La frontière entre l’assurance et l’excès de confiance est ténue
Dans ce contexte, pourquoi ne pas calmer certaines ardeurs en amont ? « C’est le rôle de l’entraîneur. Je ne suis pas entraîneur. Mon rôle, c’est de rassembler, manager et mettre une dynamique d’équipe. Et de mettre des athlètes dans les meilleures conditions possibles » se défend Ghani Yalouz, samedi près de la zone mixte à l’arrivée du marathon féminin.Autre exemple, pourquoi le champion du Monde Teddy Tamgho est présent sur tous les championnats alors qu’il est suspendu un an, à la suite de trois no-shows (subis alors qu’il était en période de convalescence après sa fracture du tibia) ? Sans parler de le mettre au ban de l’athlé français, n’est-ce pas banaliser son erreur ? « Il a été à Eugene (Mondiaux juniors) pour faire passer le message sur les no-shows, et cela a été particulièrement apprécié » argumentait dimanche 10 août le DTN.Cette politique de management est parfois assimilé à du « cocooning », avec des athlètes déresponsabilisés : à force d’utiliser le terme « gamin » pour parler d’athlètes adultes de 20-22 ans, ne finissent-ils pas par le croire ? « Non, ce sont des espoirs. Quand je dis des gamins, c’est affectif. Si tu cherches la petite bête…Ce sont mes gamins et j’insiste là-dessus » sourit l’ex lutteur, vice-champion olympique en 1996, après avoir félicité Christelle Daunay.
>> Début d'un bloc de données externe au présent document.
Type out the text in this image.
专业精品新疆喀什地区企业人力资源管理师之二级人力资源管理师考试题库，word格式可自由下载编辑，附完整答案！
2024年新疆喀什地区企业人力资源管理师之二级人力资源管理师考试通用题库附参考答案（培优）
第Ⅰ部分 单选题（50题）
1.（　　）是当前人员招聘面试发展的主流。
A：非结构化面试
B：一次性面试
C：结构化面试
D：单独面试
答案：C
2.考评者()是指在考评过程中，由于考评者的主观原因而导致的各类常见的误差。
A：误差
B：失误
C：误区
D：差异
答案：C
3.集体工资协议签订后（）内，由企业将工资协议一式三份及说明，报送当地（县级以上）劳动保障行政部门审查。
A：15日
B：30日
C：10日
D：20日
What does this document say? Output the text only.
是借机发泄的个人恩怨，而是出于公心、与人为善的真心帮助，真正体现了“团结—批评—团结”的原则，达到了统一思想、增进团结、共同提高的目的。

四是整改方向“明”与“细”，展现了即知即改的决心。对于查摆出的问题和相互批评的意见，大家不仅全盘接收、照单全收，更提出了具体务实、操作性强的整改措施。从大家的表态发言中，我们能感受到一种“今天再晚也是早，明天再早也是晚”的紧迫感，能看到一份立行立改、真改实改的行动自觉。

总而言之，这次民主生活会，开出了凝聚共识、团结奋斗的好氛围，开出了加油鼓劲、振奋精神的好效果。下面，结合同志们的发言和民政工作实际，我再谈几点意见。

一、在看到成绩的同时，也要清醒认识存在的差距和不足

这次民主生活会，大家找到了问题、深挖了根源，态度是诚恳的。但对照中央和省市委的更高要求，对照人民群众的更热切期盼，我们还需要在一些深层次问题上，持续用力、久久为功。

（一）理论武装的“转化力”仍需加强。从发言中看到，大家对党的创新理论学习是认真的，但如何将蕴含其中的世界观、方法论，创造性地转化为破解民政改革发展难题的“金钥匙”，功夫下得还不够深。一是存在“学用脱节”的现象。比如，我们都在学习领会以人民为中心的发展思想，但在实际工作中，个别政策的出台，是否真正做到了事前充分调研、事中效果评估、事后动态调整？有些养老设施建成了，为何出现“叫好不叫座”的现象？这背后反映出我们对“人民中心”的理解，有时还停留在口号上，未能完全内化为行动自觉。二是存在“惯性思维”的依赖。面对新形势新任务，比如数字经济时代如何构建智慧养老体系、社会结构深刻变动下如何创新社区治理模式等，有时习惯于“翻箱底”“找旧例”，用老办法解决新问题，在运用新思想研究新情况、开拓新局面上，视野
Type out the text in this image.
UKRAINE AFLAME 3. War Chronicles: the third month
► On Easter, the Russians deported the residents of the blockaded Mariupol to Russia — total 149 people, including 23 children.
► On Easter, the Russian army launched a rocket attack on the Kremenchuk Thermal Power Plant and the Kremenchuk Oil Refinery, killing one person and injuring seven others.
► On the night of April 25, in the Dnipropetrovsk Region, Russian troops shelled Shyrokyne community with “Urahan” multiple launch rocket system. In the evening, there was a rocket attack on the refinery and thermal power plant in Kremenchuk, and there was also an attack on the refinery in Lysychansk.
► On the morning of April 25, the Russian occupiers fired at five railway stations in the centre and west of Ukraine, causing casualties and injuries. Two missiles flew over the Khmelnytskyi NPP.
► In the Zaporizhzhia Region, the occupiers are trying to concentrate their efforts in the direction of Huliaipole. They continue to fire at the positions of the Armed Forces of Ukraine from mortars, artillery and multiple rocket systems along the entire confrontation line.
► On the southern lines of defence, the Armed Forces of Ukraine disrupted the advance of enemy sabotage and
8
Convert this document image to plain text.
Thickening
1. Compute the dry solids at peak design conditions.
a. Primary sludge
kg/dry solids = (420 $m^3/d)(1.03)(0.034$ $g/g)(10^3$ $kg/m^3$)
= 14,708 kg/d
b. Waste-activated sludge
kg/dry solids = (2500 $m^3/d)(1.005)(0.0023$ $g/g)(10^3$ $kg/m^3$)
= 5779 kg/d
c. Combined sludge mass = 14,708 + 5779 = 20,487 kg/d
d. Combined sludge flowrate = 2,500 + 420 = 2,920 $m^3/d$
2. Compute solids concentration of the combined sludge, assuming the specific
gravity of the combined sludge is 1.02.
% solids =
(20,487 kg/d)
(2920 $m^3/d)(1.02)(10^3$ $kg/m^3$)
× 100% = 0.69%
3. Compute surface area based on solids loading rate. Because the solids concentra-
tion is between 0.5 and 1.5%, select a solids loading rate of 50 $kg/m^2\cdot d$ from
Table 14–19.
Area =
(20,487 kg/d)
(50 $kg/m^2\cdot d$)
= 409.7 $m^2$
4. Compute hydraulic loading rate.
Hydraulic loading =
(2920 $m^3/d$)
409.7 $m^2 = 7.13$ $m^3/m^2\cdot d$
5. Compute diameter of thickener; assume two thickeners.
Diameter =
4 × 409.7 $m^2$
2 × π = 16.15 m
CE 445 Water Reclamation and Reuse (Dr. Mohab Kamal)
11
« Je ne suis pas un bisounours »
Entre l’assurance de l’athlète et l’excès de confiance, la frontière est particulièrement ténue. « Complètement » abonde t-il. « Ça s’appelle la fougue de la jeunesse. Pascal aurait fait comme en série, il était champion d’Europe. Il emmagasine, il sait que rien n’est acquis. Il va appendre ». Mais les choses seront bien explicitées, en petit comité. « Ça sera fait après ces championnats d’Europe, avec mes collègues pour voir ce qui est bien, moins bien et justement rectifier tout ça ». Dimanche 18, lors du point presse clôturant la compétition, il précise : « Je ne suis pas un bisounours. Si j’ai des choses à dire, je les dirai ».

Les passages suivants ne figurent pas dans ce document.